Expanding the sales tax base, on the other hand, makes the tax less susceptible to economic ups and downs, and allows you to keep the rate down.

That starts with eliminating some of the more than 60 special tax exemptions, which keep a third of the products sold in South Carolina from being taxed.

It makes sense to exempt raw materials, so we don’t tax the same things twice. But many exemptions can’t be justified, and need to be eliminated. Topping the list is the $300 sales tax cap on cars, which causes the tax rate to go down as the cost of the car goes up.

The other way to broaden the sales tax base is to tax more services. South Carolina taxes 32 of the federal government’s 164 categories of services, from cell phone and diaper services to auto rentals and sign installation. Just about all states tax more services.

Taxes on some services create double-taxation, just as taxing raw goods does. And taxes on services that people can purchase elsewhere (accounting, for instance) could drive some business out of state. But many services — housecleaning, pet sitting, plumbing, for instance — must be purchased locally.
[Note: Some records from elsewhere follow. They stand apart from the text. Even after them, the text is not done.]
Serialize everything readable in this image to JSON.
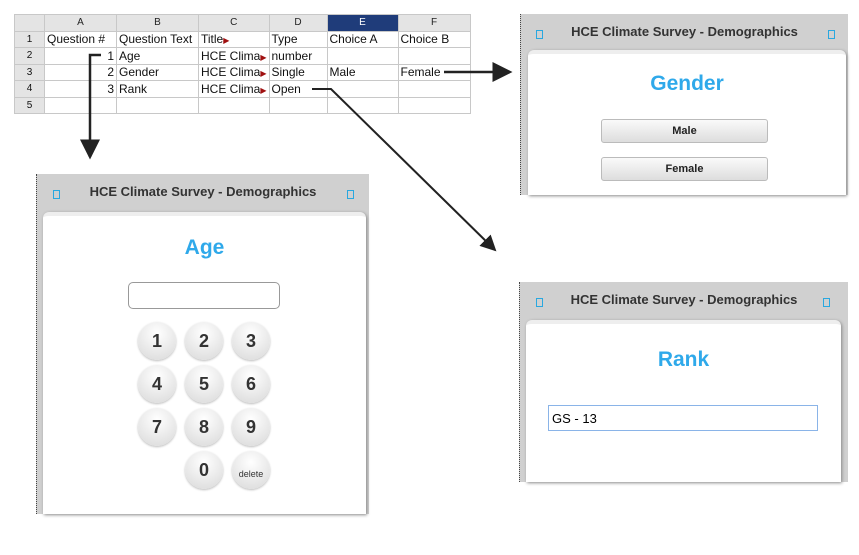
{
  "spreadsheet": {
    "columns": [
      "A",
      "B",
      "C",
      "D",
      "E",
      "F"
    ],
    "selected_column": "E",
    "rows": [
      {
        "n": "1",
        "cells": [
          "Question #",
          "Question Text",
          "Title",
          "Type",
          "Choice A",
          "Choice B"
        ]
      },
      {
        "n": "2",
        "cells": [
          "1",
          "Age",
          "HCE Clima",
          "number",
          "",
          ""
        ]
      },
      {
        "n": "3",
        "cells": [
          "2",
          "Gender",
          "HCE Clima",
          "Single",
          "Male",
          "Female"
        ]
      },
      {
        "n": "4",
        "cells": [
          "3",
          "Rank",
          "HCE Clima",
          "Open",
          "",
          ""
        ]
      },
      {
        "n": "5",
        "cells": [
          "",
          "",
          "",
          "",
          "",
          ""
        ]
      }
    ]
  },
  "app_title": "HCE Climate Survey - Demographics",
  "gender": {
    "title": "Gender",
    "choices": [
      "Male",
      "Female"
    ]
  },
  "age": {
    "title": "Age",
    "value": "",
    "keys": [
      "1",
      "2",
      "3",
      "4",
      "5",
      "6",
      "7",
      "8",
      "9",
      "0"
    ],
    "delete_label": "delete"
  },
  "rank": {
    "title": "Rank",
    "value": "GS - 13"
  },
  "colors": {
    "accent": "#2fa9ea",
    "titlebar": "#d0d0d0",
    "selected_column": "#1f3c7a"
  }
}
Such services should be taxed, just like products.

Taxing more services also makes the sales tax less regressive, because wealthier people tend to spend more of their money on services than do poorer people.

Reaching the best compromise

The sales tax leg of the stool would likely grow too long under either the House or the Senate proposal. One way to even things back up is to take away several of the local sales taxes. Another would be to let local governments use impact fees to cover more of the infrastructure costs that growth demands.

Some changes in property tax exemptions could also help keep the new tax system from being even more regressive than the one we have now. Adjusting income tax brackets would be the best way to ensure fairness across income groups.

Beyond the big three taxes, South Carolina has the lowest cigarette tax in the country and the fourth-lowest gasoline tax. Those low taxes encourage kids to smoke, and discourage conservation, propping up Middle East despots. The best time to increase both of those taxes is now, as part of whatever plan emerges.

When you’re dealing with something as complex as redesigning a tax system, the question isn’t whether the final plan looks exactly the way anyone wants. If it does, it’s probably unacceptable to most people. The question is whether it does more harm than good.

If we keep our focus on meeting those essential goals of adequacy, stability, fairness and allegiance to the values of our society, then the plan that finally emerges should do that. If we don’t, then it likely will do more harm than good — and should be rejected.